Passengers say Melton bus service changes will impact badly on elderly and students

Council officials have been accused of stranding elderly people in rural areas and consigning students to late journeys home as a result of changes they have made to six bus services in the Melton area.
A Centrebus bus picks up passengers in St Mary's Way, Melton EMN-191113-125521001A Centrebus bus picks up passengers in St Mary's Way, Melton EMN-191113-125521001
A Centrebus bus picks up passengers in St Mary's Way, Melton EMN-191113-125521001

Residents made their feelings known on Tuesday at an emotive meeting called by Leicestershire County Council to discuss cuts it is having to make to subsidise bus routes operated by Centrebus.

The civic suite at Melton Borough Council was packed to hear details of how several services have barely anyone travelling on them and that the 113 bus between Melton and Oakham costs County Hall £13 per passenger every time it runs.

Demand Response Transport (DRT) will be introduced for some villages whereby residents can pre-book taxis on a limited number of days of the week to replace the buses they will lose.

People in rural areas are also being encouraged to set up car sharing, social car or community minibus schemes to help each other to travel in the absence of a bus.

One of the changes is to combine the poorly used 113 service with the much more popular 100, which runs between Melton and Leicester, north of the A607. It will mean Gaddesby is no longer served with villagers instead having to use the new DRT scheme.

One irate woman told the meeting: “I can’t for the life of me understand why you are leaving Gaddesby out because it is only a mile up the road on this new route and a lot of people in the village use the current bus.

“You are leaving the elderly and infirm isolated and I think it’s disgraceful.”

Some residents said they would happily pay, rather than use their free senior citizens’ bus passes, if it meant being able to keep their bus services.

And another older woman told the meeting elderly people would not want to join a social car scheme because they trusted the bus drivers they used and would feel less safe with strangers driving them.

Another of the changes is the amalgamation of the 23 (Melton - Nether Broughton), 24 (Melton - Bottesford/Bingham) and the 25 (Melton - Stathern).

Two new services will be created - one running between Melton and Bottesford and the other between Melton and Stathern.

One of the consequences is that students at the town’s Melton Vale Sixth Form College who live in the Vale of Belvoir will have to wait around until 6pm to get home. The bus before that will leave at 3.15pm which is before the college day ends.

An angry parent at the meeting said: “I’m the mother of a year 12 student at MV16 and he will now have to leave school early or wait and not get home to Barkestone until 7pm.”

Another MV16 parent added: “The gap is too big between buses. These are kids who don’t drive so they rely on the buses. I can’t pick my daughter up because I work.”

MV16 said after the meeting it was aware of the issue concerning parents and it would be talking to the county council about the need for a more appropriate bus service.

The less frequent buses on the new combined services serving the Vale of Belvoir villages also mean patients at Long Clawson surgery will have to hang around for two hours waiting for a bus home, one resident pointed out at the meeting.

The other major change will see the 128 service, which travels between Melton and Leicester south of the A607, being axed because of poor usage and replaced with a DRT option.

County Hall has to make £75million worth of savings in its budget over the next four years. The bus cuts will see £400,000 saved on services across the county.

The council currently subsidises 11 bus routes across the Melton area.

Lee Quincey, team manager for safe and sustainable travel at County Hall, told the meeting: “We recognise we are not going to meet every journey arrangement for every resident.

“But we are trying to be innovative by combining routes and changing the frequency of services to make the savings we need to make.”
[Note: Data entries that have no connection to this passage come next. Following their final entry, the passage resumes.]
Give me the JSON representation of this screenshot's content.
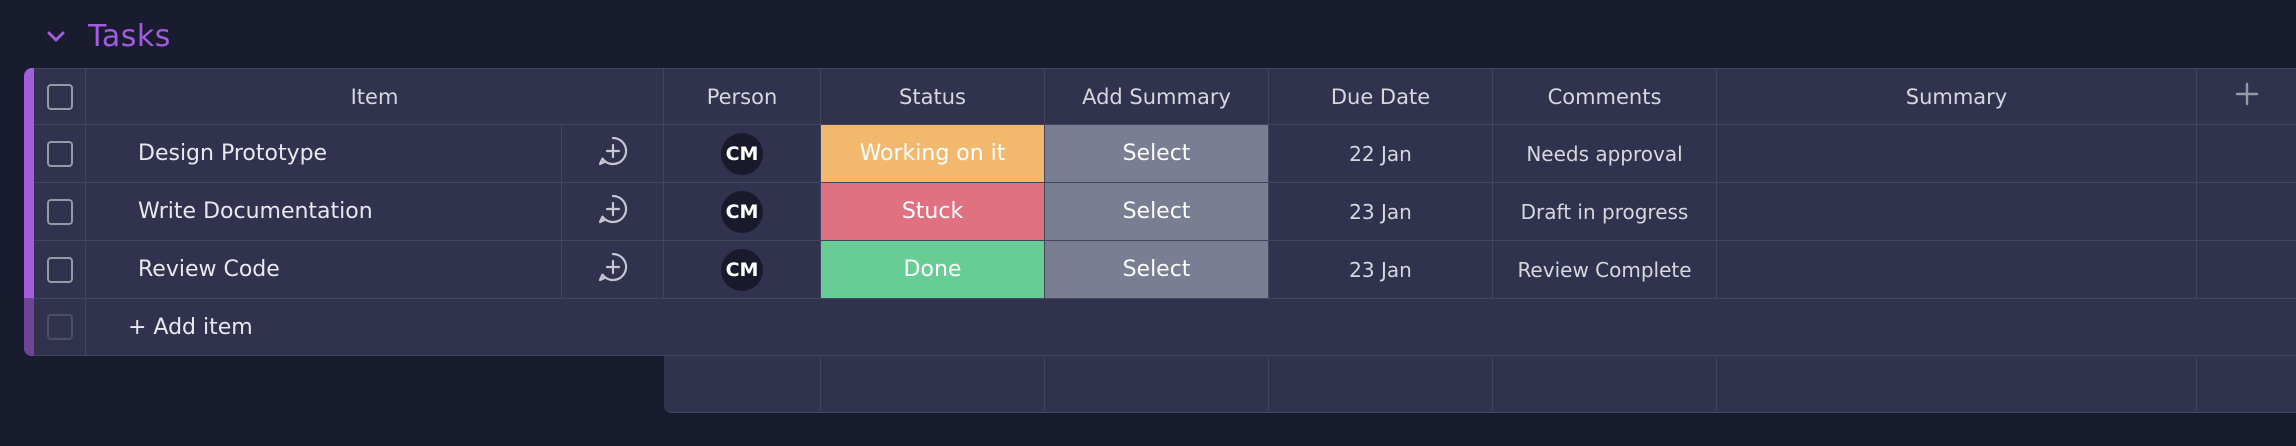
{
  "group": {
    "title": "Tasks",
    "color": "#a25ddc",
    "toggle_icon": "chevron-down-icon"
  },
  "columns": {
    "item": "Item",
    "person": "Person",
    "status": "Status",
    "add_summary": "Add Summary",
    "due_date": "Due Date",
    "comments": "Comments",
    "summary": "Summary",
    "add_column_icon": "plus-icon"
  },
  "rows": [
    {
      "name": "Design Prototype",
      "person": "CM",
      "status": "Working on it",
      "status_color": "#f2b96e",
      "add_summary": "Select",
      "due_date": "22 Jan",
      "comments": "Needs approval",
      "summary": ""
    },
    {
      "name": "Write Documentation",
      "person": "CM",
      "status": "Stuck",
      "status_color": "#e07180",
      "add_summary": "Select",
      "due_date": "23 Jan",
      "comments": "Draft in progress",
      "summary": ""
    },
    {
      "name": "Review Code",
      "person": "CM",
      "status": "Done",
      "status_color": "#67cd95",
      "add_summary": "Select",
      "due_date": "23 Jan",
      "comments": "Review Complete",
      "summary": ""
    }
  ],
  "add_item_label": "+ Add item"
}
Melton-based county councillor Alan Pearson, who is chair of the environment and transport overview and scrutiny committee, told the Melton Times after the meeting: “The DRT schemes do work where we have tried them so residents shouldn’t be worried about using them.

“They are operated by taxi drivers and they are more likely to drop passengers closer to their homes than buses would.

“It would be great to save all of our bus services but, sadly, the figures show that they are not being used enough.”

The newly configured bus services will start from December 21 this year.

The county council say no changes will be made to the other bus services it subsidises across the Melton area - the 55, 56, 14, 15 and 8.